Yesterday my wife called me during those torrential rains. While we were talking she had a blowout and then the phone went dead. I immediately got into my car and drove to Burlington to find her. I talked to her a few times before I got there with the call dropping each time. Once there I began to change the tire in the middle of all this water falling from the sky. I got all the lug nuts off, but the tire with all its brake dust and rust wouldn’t come off the car. Before long a man pulled into the driveway of the house we were parked in front of and after speaking to us for a moment came back with a hammer, crawled up under the car in all that water, and helped get the tire off. During all of this at one point, we heard the sound of metal bouncing down the road. “What was that?” “I don’t know.” With the wheel back on, we got in the car and drove home.
An hour or so later, after my shower, I was laying in bed when I realized my wedding band was missing. The metal on the road… I realized then my wedding ring had slipped off in the storm and flown out into the darkness. Julie and I got back in the car and drove back to Burlington. She was very quiet on the way and I said: “Are you ok?” “I’m just praying to Saint Anthony.” When we got there, she opened her door, turned on the flashlight, bent down and got back in the car. The ring was right at her feet. We were at least fifty feet from where we changed the tire, on the other side of a storm drain! Right out in the open, undamaged, and exactly where we stopped the car.

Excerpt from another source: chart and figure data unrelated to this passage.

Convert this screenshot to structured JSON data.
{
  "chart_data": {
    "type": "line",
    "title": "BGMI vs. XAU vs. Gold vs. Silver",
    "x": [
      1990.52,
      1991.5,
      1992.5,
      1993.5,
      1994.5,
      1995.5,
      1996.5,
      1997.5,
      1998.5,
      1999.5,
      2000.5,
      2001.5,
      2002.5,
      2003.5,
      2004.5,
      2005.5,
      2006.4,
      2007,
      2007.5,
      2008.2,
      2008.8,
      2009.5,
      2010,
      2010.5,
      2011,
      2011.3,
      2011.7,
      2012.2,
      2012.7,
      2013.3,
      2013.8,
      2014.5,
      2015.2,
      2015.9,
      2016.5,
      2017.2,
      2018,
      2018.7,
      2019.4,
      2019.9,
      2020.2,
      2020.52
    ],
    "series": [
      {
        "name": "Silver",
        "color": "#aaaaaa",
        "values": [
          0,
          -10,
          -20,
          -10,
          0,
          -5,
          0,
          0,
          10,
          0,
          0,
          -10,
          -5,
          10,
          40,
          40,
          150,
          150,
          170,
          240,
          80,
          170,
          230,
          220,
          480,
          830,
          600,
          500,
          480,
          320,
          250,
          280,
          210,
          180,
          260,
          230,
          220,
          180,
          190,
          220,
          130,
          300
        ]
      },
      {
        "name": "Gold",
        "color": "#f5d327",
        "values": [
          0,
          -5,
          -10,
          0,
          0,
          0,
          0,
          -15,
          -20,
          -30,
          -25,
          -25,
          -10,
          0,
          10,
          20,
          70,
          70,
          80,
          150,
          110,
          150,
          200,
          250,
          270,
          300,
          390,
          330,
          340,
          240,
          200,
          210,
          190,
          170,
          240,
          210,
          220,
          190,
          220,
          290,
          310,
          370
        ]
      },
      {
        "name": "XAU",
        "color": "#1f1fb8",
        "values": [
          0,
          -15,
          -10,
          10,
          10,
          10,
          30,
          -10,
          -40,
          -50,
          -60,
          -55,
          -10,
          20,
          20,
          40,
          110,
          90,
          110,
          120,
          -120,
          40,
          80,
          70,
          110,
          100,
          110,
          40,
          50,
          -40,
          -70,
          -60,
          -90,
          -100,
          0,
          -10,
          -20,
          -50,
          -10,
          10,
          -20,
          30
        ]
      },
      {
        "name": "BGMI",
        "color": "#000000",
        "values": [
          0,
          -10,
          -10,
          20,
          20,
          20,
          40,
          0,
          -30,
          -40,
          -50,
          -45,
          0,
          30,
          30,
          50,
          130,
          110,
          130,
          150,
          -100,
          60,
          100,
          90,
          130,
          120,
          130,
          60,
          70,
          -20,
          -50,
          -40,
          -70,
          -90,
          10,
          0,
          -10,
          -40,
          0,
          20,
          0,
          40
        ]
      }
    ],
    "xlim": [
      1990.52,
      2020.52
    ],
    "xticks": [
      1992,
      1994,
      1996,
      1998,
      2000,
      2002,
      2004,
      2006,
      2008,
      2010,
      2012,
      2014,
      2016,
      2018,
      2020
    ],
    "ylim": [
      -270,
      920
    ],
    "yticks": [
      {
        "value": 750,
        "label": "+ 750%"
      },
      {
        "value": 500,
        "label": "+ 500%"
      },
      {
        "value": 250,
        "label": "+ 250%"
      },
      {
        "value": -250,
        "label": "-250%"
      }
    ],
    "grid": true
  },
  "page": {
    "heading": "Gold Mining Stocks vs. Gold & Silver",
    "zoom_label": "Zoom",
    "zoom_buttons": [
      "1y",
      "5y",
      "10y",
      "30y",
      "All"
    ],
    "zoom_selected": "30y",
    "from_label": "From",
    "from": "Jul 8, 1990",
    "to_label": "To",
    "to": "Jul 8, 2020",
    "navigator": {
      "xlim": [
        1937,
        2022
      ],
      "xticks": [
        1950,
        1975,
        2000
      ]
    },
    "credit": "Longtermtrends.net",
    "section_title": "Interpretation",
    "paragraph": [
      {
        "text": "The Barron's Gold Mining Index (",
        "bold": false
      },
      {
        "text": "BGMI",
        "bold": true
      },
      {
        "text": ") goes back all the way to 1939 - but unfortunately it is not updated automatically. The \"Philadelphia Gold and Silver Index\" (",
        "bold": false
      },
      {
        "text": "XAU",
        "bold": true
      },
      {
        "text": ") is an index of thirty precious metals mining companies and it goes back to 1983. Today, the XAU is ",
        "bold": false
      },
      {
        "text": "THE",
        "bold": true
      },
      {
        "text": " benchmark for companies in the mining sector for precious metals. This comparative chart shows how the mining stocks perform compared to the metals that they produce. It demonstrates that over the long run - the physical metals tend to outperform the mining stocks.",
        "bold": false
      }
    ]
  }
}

I don’t believe in coincidences. All of this was the providence of God. I think that’s the kind of radical trust Jesus is calling us to in the Gospel today. That when we go out into the world, we can trust God to provide every need we have. Whether it be a kind stranger to help get the tire off the car, or putting the ring you lost right at your feet when you return to find it, he will make sure you have exactly what you need. The question is: do we trust him enough to set out in faith? Each day is an opportunity to say: Jesus, I trust in you. Radical trust. The kind of trust that says despite the storms of life that drench us as we try to work in this world, we will continue to change the tires that need to be changed.
What a wonderful story of help when you needed it and the intercession of St. Anthony!! Jesus I trust in you!